AI experts have warned of gaps between the transformations that AI could create and a 20th century social safety net of unemployment insurance and four-year college that seems ill-prepared for the scope, scale and speed of the change. Vivienne Ming, a neuroscientist who has written the book, “Robot-Proof: When Machines Have all the Answers, Build Better People,” said, “AI is now disrupting multiple sectors simultaneously, faster than any institution can respond.” Ming said she agrees with an argument by economists that the wealth generated by AI could create demand for more workers that could offset any job losses, but said the skills that matter in an AI economy go beyond professions such as plumbing or construction and involve curiosity and intellectual flexibility. She said, “Neither our education system nor our labor policies are building the foundational human capital that AI-era work actually requires.”

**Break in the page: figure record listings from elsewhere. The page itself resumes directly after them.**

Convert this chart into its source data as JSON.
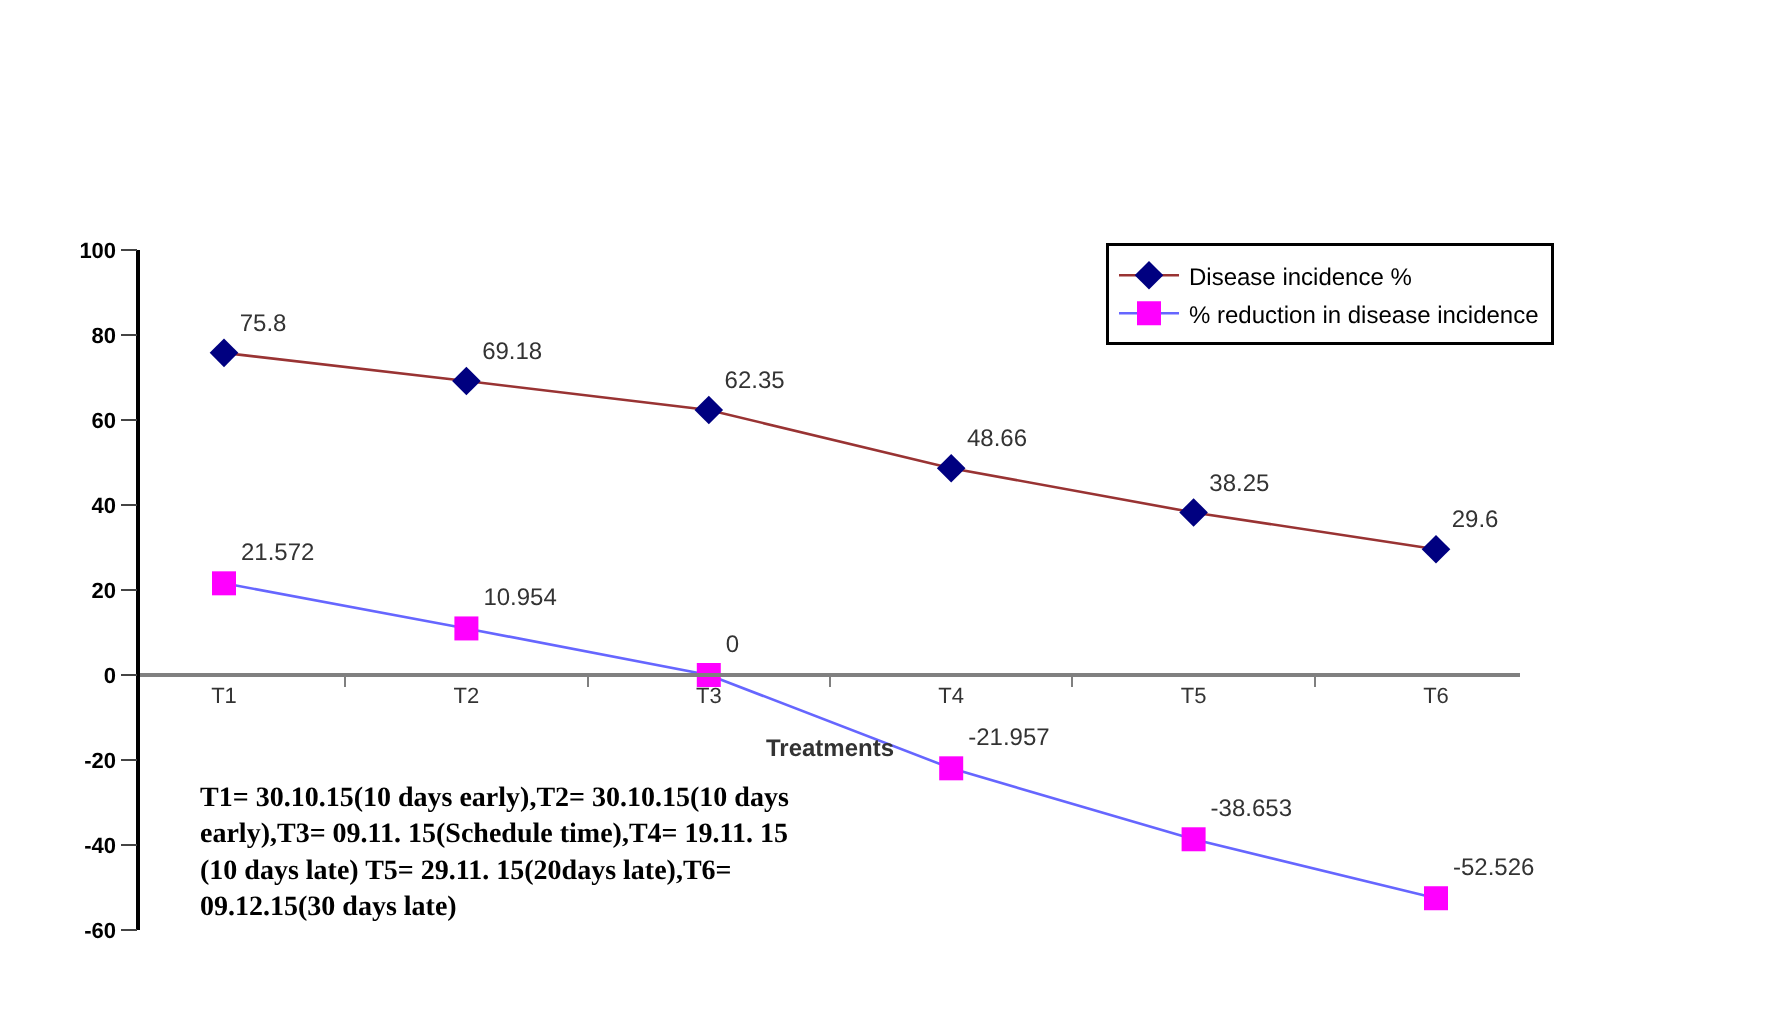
{
  "chart_data": {
    "type": "line",
    "xlabel": "Treatments",
    "categories": [
      "T1",
      "T2",
      "T3",
      "T4",
      "T5",
      "T6"
    ],
    "series": [
      {
        "name": "Disease incidence %",
        "color": "#993333",
        "colors": [
          "#000080",
          "#000080",
          "#000080",
          "#000080",
          "#000080",
          "#000080"
        ],
        "marker": "diamond",
        "values": [
          75.8,
          69.18,
          62.35,
          48.66,
          38.25,
          29.6
        ]
      },
      {
        "name": "% reduction in disease incidence",
        "color": "#6666ff",
        "colors": [
          "#ff00ff",
          "#ff00ff",
          "#ff00ff",
          "#ff00ff",
          "#ff00ff",
          "#ff00ff"
        ],
        "marker": "square",
        "values": [
          21.572,
          10.954,
          0,
          -21.957,
          -38.653,
          -52.526
        ]
      }
    ],
    "ylim": [
      -60,
      100
    ],
    "yticks": [
      -60,
      -40,
      -20,
      0,
      20,
      40,
      60,
      80,
      100
    ],
    "data_labels": true,
    "legend": "top right",
    "line_style": "solid",
    "annotations": [
      "T1= 30.10.15(10 days early),T2= 30.10.15(10 days early),T3= 09.11. 15(Schedule time),T4= 19.11. 15 (10 days late) T5= 29.11. 15(20days late),T6= 09.12.15(30 days late)"
    ]
  }
}
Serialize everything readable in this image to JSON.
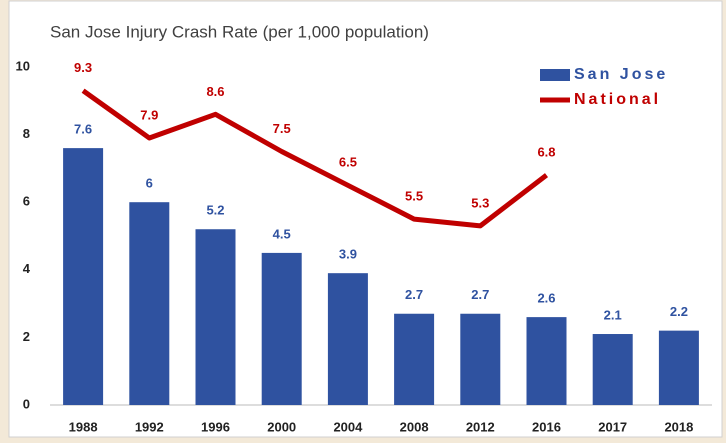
{
  "chart_data": {
    "type": "bar",
    "title": "San Jose Injury Crash Rate (per 1,000 population)",
    "categories": [
      "1988",
      "1992",
      "1996",
      "2000",
      "2004",
      "2008",
      "2012",
      "2016",
      "2017",
      "2018"
    ],
    "series": [
      {
        "name": "San Jose",
        "type": "bar",
        "color": "#2f52a0",
        "values": [
          7.6,
          6,
          5.2,
          4.5,
          3.9,
          2.7,
          2.7,
          2.6,
          2.1,
          2.2
        ]
      },
      {
        "name": "National",
        "type": "line",
        "color": "#c00000",
        "values": [
          9.3,
          7.9,
          8.6,
          7.5,
          6.5,
          5.5,
          5.3,
          6.8,
          null,
          null
        ]
      }
    ],
    "ylim": [
      0,
      10
    ],
    "yticks": [
      0,
      2,
      4,
      6,
      8,
      10
    ],
    "grid": false,
    "legend": "top-right"
  }
}
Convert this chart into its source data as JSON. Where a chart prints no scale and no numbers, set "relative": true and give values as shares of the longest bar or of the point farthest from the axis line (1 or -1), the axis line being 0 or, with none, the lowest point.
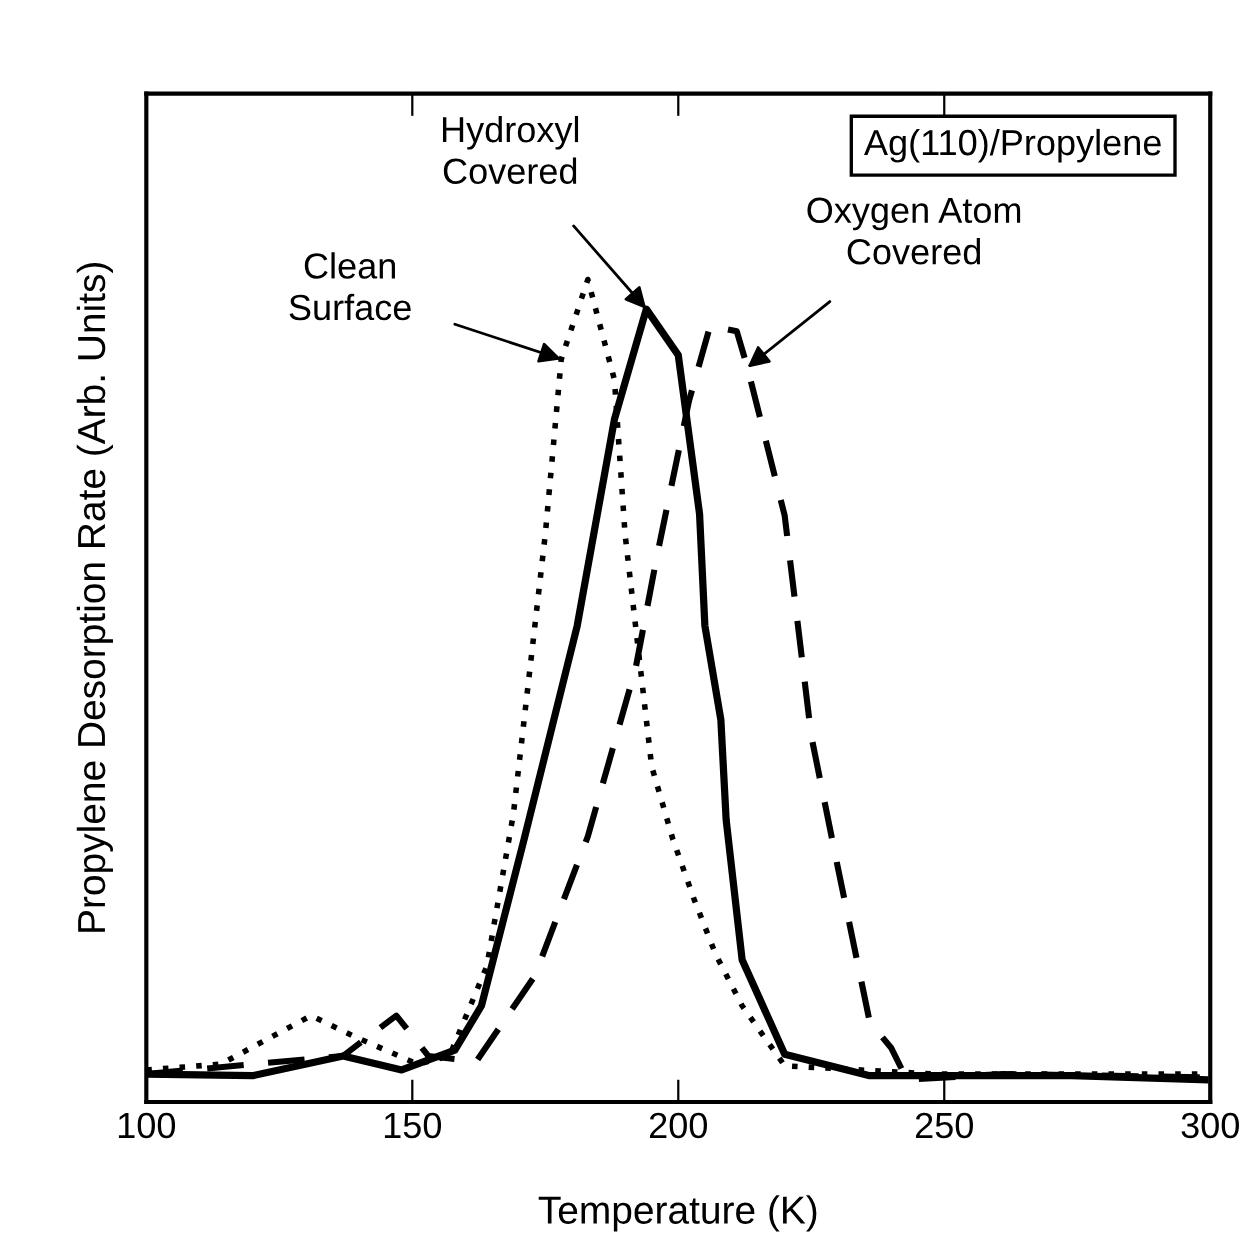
{
  "chart_data": {
    "type": "line",
    "title": "Ag(110)/Propylene",
    "xlabel": "Temperature (K)",
    "ylabel": "Propylene Desorption Rate (Arb. Units)",
    "relative": true,
    "xlim": [
      100,
      300
    ],
    "xticks": [
      100,
      150,
      200,
      250,
      300
    ],
    "grid": false,
    "legend": false,
    "marker": "none",
    "series": [
      {
        "color": "#000000",
        "line_style": "dotted",
        "x": [
          100,
          114,
          131,
          139,
          151,
          157,
          164,
          169,
          175,
          178,
          183,
          188,
          190,
          195,
          199,
          203,
          207,
          212,
          220,
          248,
          298
        ],
        "values": [
          0.039,
          0.046,
          0.105,
          0.08,
          0.046,
          0.056,
          0.165,
          0.35,
          0.69,
          0.903,
          1.0,
          0.878,
          0.69,
          0.408,
          0.319,
          0.246,
          0.18,
          0.117,
          0.044,
          0.034,
          0.034
        ]
      },
      {
        "color": "#000000",
        "line_style": "solid",
        "x": [
          100,
          120,
          137,
          148,
          158,
          163,
          171,
          181,
          188,
          194,
          200,
          204,
          205,
          208,
          209,
          212,
          220,
          236,
          274,
          299
        ],
        "values": [
          0.034,
          0.032,
          0.056,
          0.039,
          0.063,
          0.117,
          0.319,
          0.579,
          0.83,
          0.964,
          0.908,
          0.715,
          0.579,
          0.465,
          0.343,
          0.173,
          0.058,
          0.032,
          0.032,
          0.027
        ]
      },
      {
        "color": "#000000",
        "line_style": "dashed",
        "x": [
          100,
          137,
          140,
          147,
          153,
          162,
          173,
          183,
          192,
          196,
          202,
          206,
          211,
          213,
          220,
          225,
          230,
          236,
          240,
          243,
          261,
          299
        ],
        "values": [
          0.034,
          0.056,
          0.071,
          0.105,
          0.056,
          0.049,
          0.153,
          0.323,
          0.528,
          0.664,
          0.852,
          0.944,
          0.937,
          0.893,
          0.713,
          0.445,
          0.285,
          0.097,
          0.066,
          0.027,
          0.034,
          0.03
        ]
      }
    ],
    "annotations": [
      {
        "text": "Clean\nSurface",
        "x": 178,
        "y": 0.903
      },
      {
        "text": "Hydroxyl\nCovered",
        "x": 194,
        "y": 0.964
      },
      {
        "text": "Oxygen Atom\nCovered",
        "x": 213,
        "y": 0.893
      }
    ]
  }
}
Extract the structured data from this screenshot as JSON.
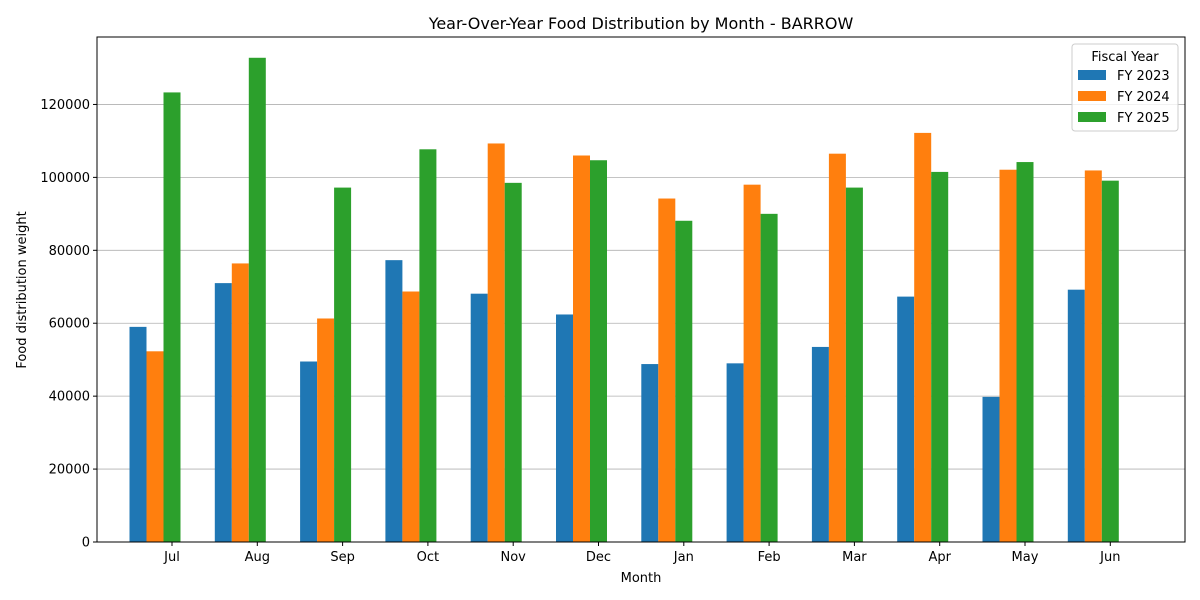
{
  "chart_data": {
    "type": "bar",
    "title": "Year-Over-Year Food Distribution by Month - BARROW",
    "xlabel": "Month",
    "ylabel": "Food distribution weight",
    "categories": [
      "Jul",
      "Aug",
      "Sep",
      "Oct",
      "Nov",
      "Dec",
      "Jan",
      "Feb",
      "Mar",
      "Apr",
      "May",
      "Jun"
    ],
    "series": [
      {
        "name": "FY 2023",
        "color": "#1f77b4",
        "values": [
          59000,
          71000,
          49500,
          77300,
          68100,
          62400,
          48800,
          49000,
          53500,
          67300,
          39800,
          69200
        ]
      },
      {
        "name": "FY 2024",
        "color": "#ff7f0e",
        "values": [
          52300,
          76400,
          61300,
          68700,
          109300,
          106000,
          94200,
          98000,
          106500,
          112200,
          102100,
          101900
        ]
      },
      {
        "name": "FY 2025",
        "color": "#2ca02c",
        "values": [
          123300,
          132800,
          97200,
          107700,
          98500,
          104700,
          88100,
          90000,
          97200,
          101500,
          104200,
          99100
        ]
      }
    ],
    "ylim": [
      0,
      138500
    ],
    "yticks": [
      0,
      20000,
      40000,
      60000,
      80000,
      100000,
      120000
    ],
    "ytick_labels": [
      "0",
      "20000",
      "40000",
      "60000",
      "80000",
      "100000",
      "120000"
    ],
    "grid": "y",
    "legend": {
      "title": "Fiscal Year",
      "placement": "top-right"
    }
  }
}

Raimondo said the new nonprofit wants to use states as a vehicle for testing ideas that Congress can later embrace as policies, paving the way for the possibility of more profound changes to both the tax code and the educational system. She said, “I don’t have a lot of hope for bold action by Congress in the next few years on this issue, and I don’t think we can wait a few years. I also think there are many examples in history that when the federal government does take action, they will look around at what has been working in states. I feel pretty confident that they will look at the work that we’ve done.” The plan is not to break with the system that is producing the crisis, but to test its next patch in the states and hope Congress copies it later.